Fervent défenseur de la culture Hip Hop à Paris et adepte des scènes ouvertes dès 1996, Rotka rappe depuis plus de 20 ans, en solo ou en groupe, des textes percutants et profonds inspirés par Brel ou Nougaro. Entretien avec ce MC au flow affuté et à la conscience aiguisée dont le nouvel album, Antigone est sorti en octobre 2020.

Bonjour Rotka, peux-tu te présenter en quelques mots ?
Bonjour ! Moi c’est Rotka, rappeur parisien avec plus d’une vingtaine d’années de rap à son actif, organisateur d’événements et passionné avant tout.

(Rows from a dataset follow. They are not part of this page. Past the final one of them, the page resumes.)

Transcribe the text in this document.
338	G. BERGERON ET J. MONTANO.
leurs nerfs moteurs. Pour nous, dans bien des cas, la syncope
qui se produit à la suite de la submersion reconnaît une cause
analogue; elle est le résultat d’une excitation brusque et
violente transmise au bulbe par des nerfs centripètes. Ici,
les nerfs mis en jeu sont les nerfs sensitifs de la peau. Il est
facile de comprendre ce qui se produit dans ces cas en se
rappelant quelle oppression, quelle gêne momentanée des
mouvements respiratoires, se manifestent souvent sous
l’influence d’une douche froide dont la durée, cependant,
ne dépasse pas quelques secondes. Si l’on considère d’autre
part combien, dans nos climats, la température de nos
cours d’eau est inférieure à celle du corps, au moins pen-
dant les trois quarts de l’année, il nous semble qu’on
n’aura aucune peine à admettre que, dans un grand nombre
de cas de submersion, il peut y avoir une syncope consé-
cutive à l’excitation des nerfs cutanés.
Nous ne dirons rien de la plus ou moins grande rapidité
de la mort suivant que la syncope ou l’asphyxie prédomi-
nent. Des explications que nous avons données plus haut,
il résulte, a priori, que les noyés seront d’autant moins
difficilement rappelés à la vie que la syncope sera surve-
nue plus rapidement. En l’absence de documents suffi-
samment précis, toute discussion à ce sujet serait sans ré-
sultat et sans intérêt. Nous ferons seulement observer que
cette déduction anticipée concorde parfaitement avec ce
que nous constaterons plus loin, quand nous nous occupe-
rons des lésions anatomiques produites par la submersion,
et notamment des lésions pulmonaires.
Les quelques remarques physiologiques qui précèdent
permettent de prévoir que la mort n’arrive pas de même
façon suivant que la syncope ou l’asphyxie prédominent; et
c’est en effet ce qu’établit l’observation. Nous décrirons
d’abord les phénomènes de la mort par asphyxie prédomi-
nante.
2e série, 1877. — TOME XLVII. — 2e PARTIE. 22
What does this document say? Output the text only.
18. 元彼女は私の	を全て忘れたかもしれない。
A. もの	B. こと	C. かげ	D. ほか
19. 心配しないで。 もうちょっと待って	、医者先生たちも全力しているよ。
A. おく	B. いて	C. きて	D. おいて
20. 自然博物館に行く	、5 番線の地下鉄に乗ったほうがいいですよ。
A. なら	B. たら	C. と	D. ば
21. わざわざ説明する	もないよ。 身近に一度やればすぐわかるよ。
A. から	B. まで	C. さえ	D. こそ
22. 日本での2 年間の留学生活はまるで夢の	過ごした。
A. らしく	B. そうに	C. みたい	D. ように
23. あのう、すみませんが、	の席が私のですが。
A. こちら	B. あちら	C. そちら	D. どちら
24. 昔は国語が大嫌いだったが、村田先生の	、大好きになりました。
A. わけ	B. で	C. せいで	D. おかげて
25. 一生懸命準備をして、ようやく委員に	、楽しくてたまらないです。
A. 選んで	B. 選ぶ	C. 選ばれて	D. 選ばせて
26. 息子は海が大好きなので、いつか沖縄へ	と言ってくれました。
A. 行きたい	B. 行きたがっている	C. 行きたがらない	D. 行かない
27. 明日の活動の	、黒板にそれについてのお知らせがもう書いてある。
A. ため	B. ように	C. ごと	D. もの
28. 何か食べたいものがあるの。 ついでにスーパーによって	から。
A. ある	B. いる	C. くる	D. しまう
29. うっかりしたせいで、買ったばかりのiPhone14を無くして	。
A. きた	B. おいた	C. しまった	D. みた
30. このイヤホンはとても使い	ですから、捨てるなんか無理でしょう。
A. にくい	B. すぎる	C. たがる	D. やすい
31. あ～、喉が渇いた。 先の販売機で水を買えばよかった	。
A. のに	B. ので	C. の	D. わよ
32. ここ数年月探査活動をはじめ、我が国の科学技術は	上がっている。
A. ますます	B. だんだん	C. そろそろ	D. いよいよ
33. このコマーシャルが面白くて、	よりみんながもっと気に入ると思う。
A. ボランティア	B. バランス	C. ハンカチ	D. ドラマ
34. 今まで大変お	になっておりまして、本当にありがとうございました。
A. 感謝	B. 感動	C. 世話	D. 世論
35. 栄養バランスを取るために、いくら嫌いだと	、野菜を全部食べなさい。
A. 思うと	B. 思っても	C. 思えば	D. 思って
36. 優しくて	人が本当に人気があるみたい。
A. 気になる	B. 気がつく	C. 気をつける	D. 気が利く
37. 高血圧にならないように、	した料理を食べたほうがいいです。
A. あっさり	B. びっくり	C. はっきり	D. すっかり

Rotka – photo © Marlène Boulad

Tu as sorti un nouvel album, Antigone, que représente-t-il pour toi ?
Avant tout, j’aime que mon album porte le nom d’une femme. Une femme qui, pour moi est le symbole de la rage intacte.
À travers les jeux de pouvoir, les jeux de famille, on y retrouve l’œuvre d’une femme qui n’a jamais retourné sa veste, c’est la rage intacte.
« Moi je l’ai appelé la foi mais vous, faîtes comme vous voudrez »

ROTKA – Antigone – 2020

Dans cet album, je pense que chacun peut se sentir concerné par un sujet ou une cause évoquée à un moment ou à un autre, de quoi t’es-tu inspiré ?
Pour moi RAP c’est « Rythm and Poetry ». Mes inspirations sont restées fidèles à ce principe. Elles viennent de la vie, l’inspiration au sens propre. C’est le souffle de vie.
Ma musique est vivante. Mon album passe un message, celui de l’amour et de l’empathie. Je ne dis pas que tout le monde doit se rassembler autour de moi mais plutôt autour de cette musique. Cette musique qui est pure et porteuse d’un message pour créer l’unité. J’ai surtout envie que les gens prennent conscience de l’importance d’être soudés et solidaires, de faire front pour des causes justes. Et je pense que cet album reflète tout à fait cet état d’esprit.

D’ailleurs, est-ce que c’est toi qui écris tes textes ?
Oui bien sûr. Je pars souvent d’une phrase (vue ou entendue dans la rue) puis le reste du texte vient tout seul.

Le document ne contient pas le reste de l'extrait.